René by François-René de Chateaubriand

René by François-René de Chateaubriand

Auteur:François-René de Chateaubriand [Chateaubriand, François-René de]
La langue: fra
Format: epub, mobi
Tags: Roman, Littérature française, 19e
Éditeur: Bibliothèque numérique romande
Publié: 2018-08-02T00:00:00+00:00


À RENÉ.

« Le ciel m’est témoin, mon frère, que je donnerais mille fois ma vie pour vous épargner un moment de peine ; mais, infortunée que je suis, je ne puis rien pour votre bonheur. Vous me pardonnerez donc de m’être dérobée de chez vous comme une coupable ; je n’aurais jamais pu résister à vos prières, et cependant il fallait partir… Mon Dieu, ayez pitié de moi !

» Vous savez, René, que j’ai toujours eu du penchant pour la vie religieuse ; il est temps que je mette à profit les avertissements du ciel. Pourquoi ai-je attendu si tard ! Dieu me punit. J’étais restée pour vous dans le monde… Pardonnez, je suis toute troublée par le chagrin que j’ai de vous quitter.

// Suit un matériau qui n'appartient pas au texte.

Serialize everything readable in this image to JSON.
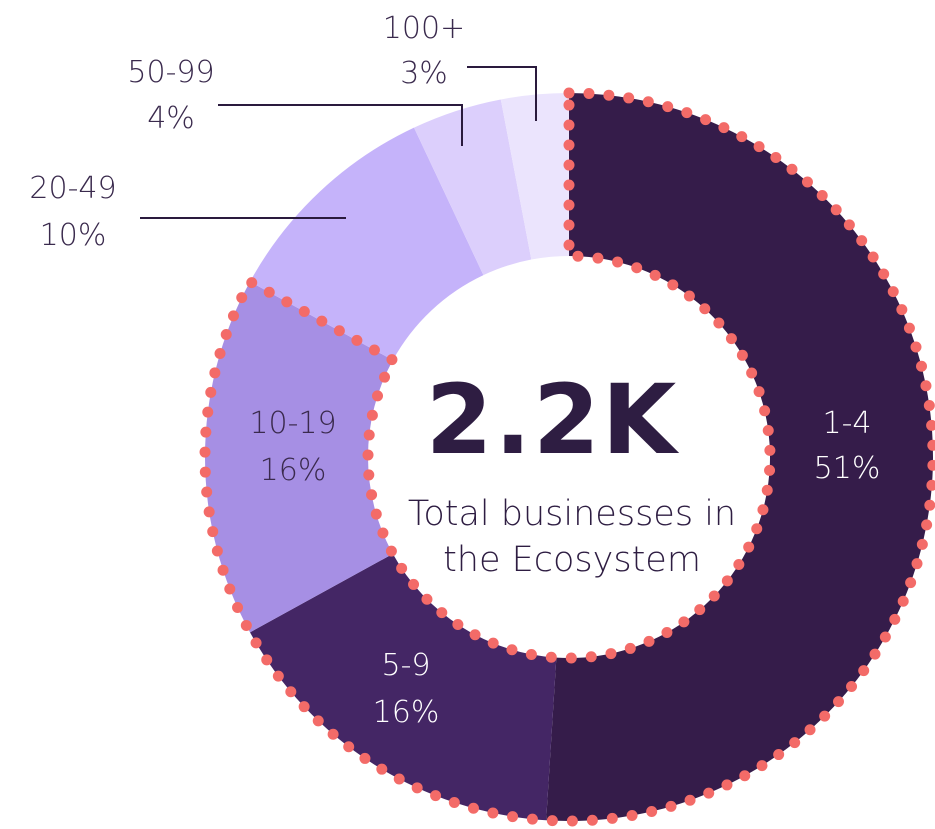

» C’est à présent, mon cher frère, que je sens bien la nécessité de ces asiles, contre lesquels je vous ai vu souvent vous élever. Il est des malheurs qui nous séparent pour toujours des hommes ; que deviendraient alors de pauvres infortunées !… Je suis persuadée que vous-même, mon frère, vous trouveriez le repos dans ces retraites de la religion : la terre n’offre rien qui soit digne de vous.

» Je ne vous rappellerai point votre serment : je connais la fidélité de votre parole. Vous l’avez juré, vous vivrez pour moi. Y a-t-il rien de plus misérable que de songer sans cesse à quitter la vie ? Pour un homme de votre caractère, il est si aisé de mourir !

» Croyez-en votre sœur, il est plus difficile de vivre.

» Mais, mon frère, sortez au plus vite de la solitude, qui ne vous est pas bonne ; cherchez quelque occupation. Je sais que vous riez amèrement de cette nécessité où l’on est en France de prendre un état. Ne méprisez pas tant l’expérience et la sagesse de nos pères. Il vaut mieux, mon cher René, ressembler un peu plus au commun des hommes et avoir un peu moins de malheur.

» Peut-être trouveriez-vous dans le mariage un soulagement à vos ennuis. Une femme, des enfants, occuperaient vos jours. Et quelle est la femme qui ne chercherait pas à vous rendre heureux ! L’ardeur de votre âme, la beauté de votre génie, votre air noble et passionné, ce regard fier et tendre, tout vous assurerait de son amour et de sa fidélité. Ah ! avec quelles délices ne te presserait-elle pas dans ses bras et sur son cœur ! Comme tous ses regards, toutes ses pensées, seraient attachés sur toi pour prévenir tes moindres peines ! Elle serait tout amour, tout innocence devant toi ; tu croirais retrouver une sœur.

» Je pars pour le couvent de… Ce monastère, bâti au bord de la mer, convient à la situation de mon âme. La nuit, du fond de ma cellule, j’entendrai le murmure des flots qui baignent les murs du couvent ; je songerai à ces promenades que je faisais avec vous au milieu des bois, alors que nous croyions retrouver le bruit des mers dans la cime agitée des pins.